Running mexca on a GPU

For real-world applications, it is recommended to run mexca with GPU support as this substantially accelerates the computation performance. Running mexca on a GPU requires the CUDA toolkit and PyTorch with CUDA to be installed (see Installation with CUDA). The device argument of the FaceExtractor, AudioTranscriber, and SentimentExtractor components enables GPU support.

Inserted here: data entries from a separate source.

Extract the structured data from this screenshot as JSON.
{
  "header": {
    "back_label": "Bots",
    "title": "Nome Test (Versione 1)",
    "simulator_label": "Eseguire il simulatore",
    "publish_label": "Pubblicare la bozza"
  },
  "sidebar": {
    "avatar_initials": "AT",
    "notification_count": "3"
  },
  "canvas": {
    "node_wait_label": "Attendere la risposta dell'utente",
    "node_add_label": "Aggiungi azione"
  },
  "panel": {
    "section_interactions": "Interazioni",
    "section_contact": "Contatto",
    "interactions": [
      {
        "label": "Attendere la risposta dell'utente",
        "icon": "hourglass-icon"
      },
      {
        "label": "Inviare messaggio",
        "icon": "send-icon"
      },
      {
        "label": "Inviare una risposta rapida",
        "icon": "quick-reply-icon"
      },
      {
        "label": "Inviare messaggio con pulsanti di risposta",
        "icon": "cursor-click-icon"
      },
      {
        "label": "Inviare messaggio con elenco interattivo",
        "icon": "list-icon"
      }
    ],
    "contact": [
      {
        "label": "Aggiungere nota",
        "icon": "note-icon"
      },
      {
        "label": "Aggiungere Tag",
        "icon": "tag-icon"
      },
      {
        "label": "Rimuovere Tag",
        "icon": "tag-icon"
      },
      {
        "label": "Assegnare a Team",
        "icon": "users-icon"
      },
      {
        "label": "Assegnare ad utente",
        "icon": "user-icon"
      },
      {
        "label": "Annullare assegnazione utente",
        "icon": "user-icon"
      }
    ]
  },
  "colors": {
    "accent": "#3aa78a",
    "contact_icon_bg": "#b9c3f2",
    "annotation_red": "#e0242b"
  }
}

The SpeakerIdentifier component automatically detects whether a GPU is available for use.

import torch

from mexca.audio import SpeakerIdentifier, VoiceExtractor
from mexca.data import Multimodal
from mexca.pipeline import Pipeline
from mexca.text import AudioTranscriber, SentimentExtractor
from mexca.video import FaceExtractor

# Set path to video file
filepath = 'path/to/video'

# Run with CUDA if available
device = (
    torch.device(type="cuda")
    if torch.cuda.is_available()
    else torch.device(type="cpu")
)

# Create standard pipeline with two faces and speakers
pipeline = Pipeline(
    face_extractor=FaceExtractor(num_faces=2, device=device),
    speaker_identifier=SpeakerIdentifier(
        num_speakers=2,
        device=device,
        use_auth_token=True # login with token required
    ),
    voice_extractor=VoiceExtractor(),
    audio_transcriber=AudioTranscriber(device=device),
    sentiment_extractor=SentimentExtractor(device=device)
)

# Apply pipeline to video file at `filepath`
result = pipeline.apply(
    filepath,
    frame_batch_size=5,
    skip_frames=5
)

# Print merged features
print(result.features.collect())